一応、地面の強度は今の実力で脱出可能な物に調整していたので、次からは一段成長が必要な物にして行こうと思う。
「あの」
なんだ?
「あの子、大丈夫なんですか? さっきから顔真っ赤にして叫んでますけど」
気にすんな、そういうお年頃なんだ。お前だってあっただろ、ヒーローに憧れて真似したりとかさ。
「ヒーロー? よく分かりませんが、そういう物なんですか?」
そうだ、憧れの人物の真似をやってただろ。ああいうのだよ。
「ああ、歌手とか憧れてました。廃れましたけど、活動弁士も良いですよね」
そうだな、華があるよ……な?
何か聞き慣れない言葉を聞いた気がしたが、俺が知らないだけなのだろう。もしかしたら、最近の流行のものなのかも知れない。長い間、地上に戻ってないので、知らないものが出ていてもおかしくはない。
だが、二号が照れくさそうに、実は父が売れっ子だったみたいなんですと言うので、余計に分からなくなってしまった。
更に、父は職を失ってもラジオなんかにも出たりしてたらしいんですけど、それもダメで、田舎に帰って母と結婚したらしいんです。なんて身の上話を始めるので、反応に困ってしまう。

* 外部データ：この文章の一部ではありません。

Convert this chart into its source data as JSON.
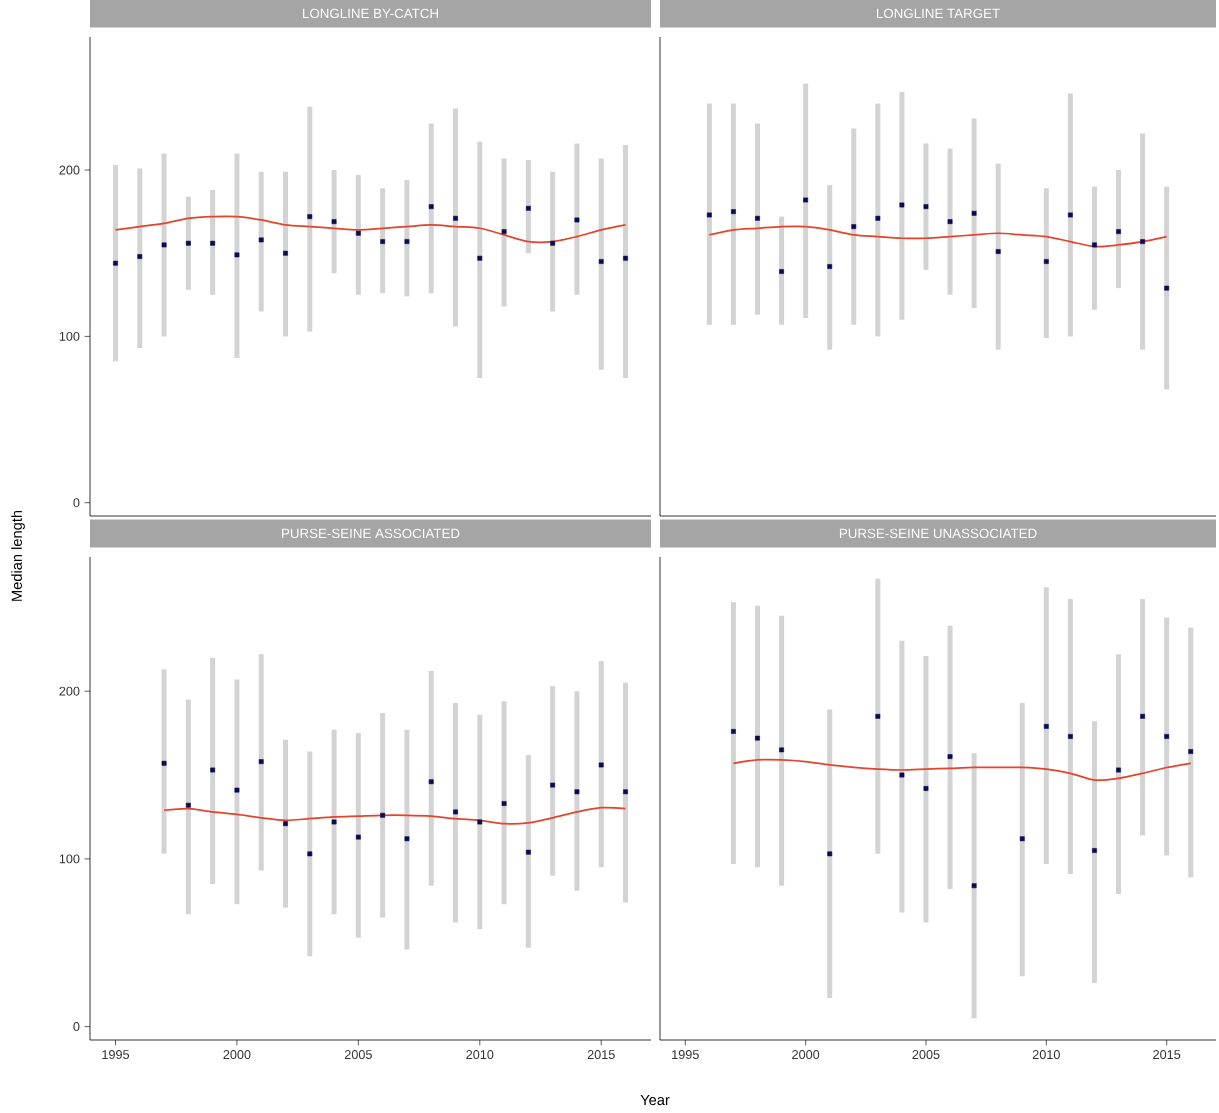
{
  "chart_data": [
    {
      "type": "scatter",
      "title": "LONGLINE BY-CATCH",
      "ylabel": "Median length",
      "xlim": [
        1993.95,
        2017.05
      ],
      "ylim": [
        -8,
        280
      ],
      "xticks": [
        1995,
        2000,
        2005,
        2010,
        2015
      ],
      "yticks": [
        0,
        100,
        200
      ],
      "tick_labels": "y",
      "series": [
        {
          "color": "#0b0b55",
          "marker": "square",
          "x": [
            1995,
            1996,
            1997,
            1998,
            1999,
            2000,
            2001,
            2002,
            2003,
            2004,
            2005,
            2006,
            2007,
            2008,
            2009,
            2010,
            2011,
            2012,
            2013,
            2014,
            2015,
            2016
          ],
          "values": [
            144,
            148,
            155,
            156,
            156,
            149,
            158,
            150,
            172,
            169,
            162,
            157,
            157,
            178,
            171,
            147,
            163,
            177,
            156,
            170,
            145,
            147
          ],
          "errors": [
            [
              85,
              203
            ],
            [
              93,
              201
            ],
            [
              100,
              210
            ],
            [
              128,
              184
            ],
            [
              125,
              188
            ],
            [
              87,
              210
            ],
            [
              115,
              199
            ],
            [
              100,
              199
            ],
            [
              103,
              238
            ],
            [
              138,
              200
            ],
            [
              125,
              197
            ],
            [
              126,
              189
            ],
            [
              124,
              194
            ],
            [
              126,
              228
            ],
            [
              106,
              237
            ],
            [
              75,
              217
            ],
            [
              118,
              207
            ],
            [
              150,
              206
            ],
            [
              115,
              199
            ],
            [
              125,
              216
            ],
            [
              80,
              207
            ],
            [
              75,
              215
            ]
          ]
        },
        {
          "type": "line",
          "marker": "none",
          "color": "#e5432b",
          "x": [
            1995,
            1996,
            1997,
            1998,
            1999,
            2000,
            2001,
            2002,
            2003,
            2004,
            2005,
            2006,
            2007,
            2008,
            2009,
            2010,
            2011,
            2012,
            2013,
            2014,
            2015,
            2016
          ],
          "values": [
            164,
            166,
            168,
            171,
            172,
            172,
            170,
            167,
            166,
            165,
            164,
            165,
            166,
            167,
            166,
            165,
            161,
            157,
            157,
            160,
            164,
            167
          ]
        }
      ]
    },
    {
      "type": "scatter",
      "title": "LONGLINE TARGET",
      "xlim": [
        1993.95,
        2017.05
      ],
      "ylim": [
        -8,
        280
      ],
      "xticks": [
        1995,
        2000,
        2005,
        2010,
        2015
      ],
      "yticks": [
        0,
        100,
        200
      ],
      "tick_labels": false,
      "series": [
        {
          "color": "#0b0b55",
          "marker": "square",
          "x": [
            1996,
            1997,
            1998,
            1999,
            2000,
            2001,
            2002,
            2003,
            2004,
            2005,
            2006,
            2007,
            2008,
            2010,
            2011,
            2012,
            2013,
            2014,
            2015
          ],
          "values": [
            173,
            175,
            171,
            139,
            182,
            142,
            166,
            171,
            179,
            178,
            169,
            174,
            151,
            145,
            173,
            155,
            163,
            157,
            129
          ],
          "errors": [
            [
              107,
              240
            ],
            [
              107,
              240
            ],
            [
              113,
              228
            ],
            [
              107,
              172
            ],
            [
              111,
              252
            ],
            [
              92,
              191
            ],
            [
              107,
              225
            ],
            [
              100,
              240
            ],
            [
              110,
              247
            ],
            [
              140,
              216
            ],
            [
              125,
              213
            ],
            [
              117,
              231
            ],
            [
              92,
              204
            ],
            [
              99,
              189
            ],
            [
              100,
              246
            ],
            [
              116,
              190
            ],
            [
              129,
              200
            ],
            [
              92,
              222
            ],
            [
              68,
              190
            ]
          ]
        },
        {
          "type": "line",
          "marker": "none",
          "color": "#e5432b",
          "x": [
            1996,
            1997,
            1998,
            1999,
            2000,
            2001,
            2002,
            2003,
            2004,
            2005,
            2006,
            2007,
            2008,
            2009,
            2010,
            2011,
            2012,
            2013,
            2014,
            2015
          ],
          "values": [
            161,
            164,
            165,
            166,
            166,
            164,
            161,
            160,
            159,
            159,
            160,
            161,
            162,
            161,
            160,
            157,
            154,
            155,
            157,
            160
          ]
        }
      ]
    },
    {
      "type": "scatter",
      "title": "PURSE-SEINE ASSOCIATED",
      "xlabel": "Year",
      "xlim": [
        1993.95,
        2017.05
      ],
      "ylim": [
        -8,
        280
      ],
      "xticks": [
        1995,
        2000,
        2005,
        2010,
        2015
      ],
      "yticks": [
        0,
        100,
        200
      ],
      "series": [
        {
          "color": "#0b0b55",
          "marker": "square",
          "x": [
            1997,
            1998,
            1999,
            2000,
            2001,
            2002,
            2003,
            2004,
            2005,
            2006,
            2007,
            2008,
            2009,
            2010,
            2011,
            2012,
            2013,
            2014,
            2015,
            2016
          ],
          "values": [
            157,
            132,
            153,
            141,
            158,
            121,
            103,
            122,
            113,
            126,
            112,
            146,
            128,
            122,
            133,
            104,
            144,
            140,
            156,
            140
          ],
          "errors": [
            [
              103,
              213
            ],
            [
              67,
              195
            ],
            [
              85,
              220
            ],
            [
              73,
              207
            ],
            [
              93,
              222
            ],
            [
              71,
              171
            ],
            [
              42,
              164
            ],
            [
              67,
              177
            ],
            [
              53,
              175
            ],
            [
              65,
              187
            ],
            [
              46,
              177
            ],
            [
              84,
              212
            ],
            [
              62,
              193
            ],
            [
              58,
              186
            ],
            [
              73,
              194
            ],
            [
              47,
              162
            ],
            [
              90,
              203
            ],
            [
              81,
              200
            ],
            [
              95,
              218
            ],
            [
              74,
              205
            ]
          ]
        },
        {
          "type": "line",
          "marker": "none",
          "color": "#e5432b",
          "x": [
            1997,
            1998,
            1999,
            2000,
            2001,
            2002,
            2003,
            2004,
            2005,
            2006,
            2007,
            2008,
            2009,
            2010,
            2011,
            2012,
            2013,
            2014,
            2015,
            2016
          ],
          "values": [
            129,
            130,
            128,
            126.5,
            124.5,
            123,
            124,
            125,
            125.5,
            126,
            126,
            125.5,
            124,
            123,
            121,
            121.5,
            124.5,
            128,
            130.5,
            130
          ]
        }
      ]
    },
    {
      "type": "scatter",
      "title": "PURSE-SEINE UNASSOCIATED",
      "xlim": [
        1993.95,
        2017.05
      ],
      "ylim": [
        -8,
        280
      ],
      "xticks": [
        1995,
        2000,
        2005,
        2010,
        2015
      ],
      "yticks": [
        0,
        100,
        200
      ],
      "tick_labels": "x",
      "series": [
        {
          "color": "#0b0b55",
          "marker": "square",
          "x": [
            1997,
            1998,
            1999,
            2001,
            2003,
            2004,
            2005,
            2006,
            2007,
            2009,
            2010,
            2011,
            2012,
            2013,
            2014,
            2015,
            2016
          ],
          "values": [
            176,
            172,
            165,
            103,
            185,
            150,
            142,
            161,
            84,
            112,
            179,
            173,
            105,
            153,
            185,
            173,
            164
          ],
          "errors": [
            [
              97,
              253
            ],
            [
              95,
              251
            ],
            [
              84,
              245
            ],
            [
              17,
              189
            ],
            [
              103,
              267
            ],
            [
              68,
              230
            ],
            [
              62,
              221
            ],
            [
              82,
              239
            ],
            [
              5,
              163
            ],
            [
              30,
              193
            ],
            [
              97,
              262
            ],
            [
              91,
              255
            ],
            [
              26,
              182
            ],
            [
              79,
              222
            ],
            [
              114,
              255
            ],
            [
              102,
              244
            ],
            [
              89,
              238
            ]
          ]
        },
        {
          "type": "line",
          "marker": "none",
          "color": "#e5432b",
          "x": [
            1997,
            1998,
            1999,
            2000,
            2001,
            2002,
            2003,
            2004,
            2005,
            2006,
            2007,
            2008,
            2009,
            2010,
            2011,
            2012,
            2013,
            2014,
            2015,
            2016
          ],
          "values": [
            157,
            159,
            159,
            158,
            156,
            154.5,
            153.5,
            153,
            153.5,
            154,
            154.5,
            154.5,
            154.5,
            153.5,
            151,
            147,
            148,
            151,
            154.5,
            157
          ]
        }
      ]
    }
  ]
}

少し自慢げな二号だが、今の話のどこに自慢できる内容があるのか分からない。きっと凄い事なのだ。多分。
「あっ何か手から出てますよ」
二号の言葉で考えるのをやめて、ヒナタの方を見る。
すると、そこには光の魔法に似た、アマダチの最初の形が出来上がっていた。
魔力を純粋な力へと変えた恐ろしくも力強い光。
「ギュムーーーッ!?」
顔を真っ赤にして叫び、その手にあった小さなアマダチは消えてしまう。
すると、ヒナタは膝を突き力を失ったように倒れてしまいそうになる。だが、地面に倒れる前に風が巻き起こり、その身を優しくフウマの背中に運んでいく。
以前から、ヒナタが真似をして、アマダチを使おうとしているのは理解していた。しかし、それを使うには、圧倒的に魔力操作能力と意思を込める力が足りないと思っていた。
それがどうだろう、俺の予想とは裏腹に、ヒナタの力は俺の命に届くまでに成長していた。
もしかしたら、ヒナタが俺を追い抜くのは、そう遠くないのかもしれない。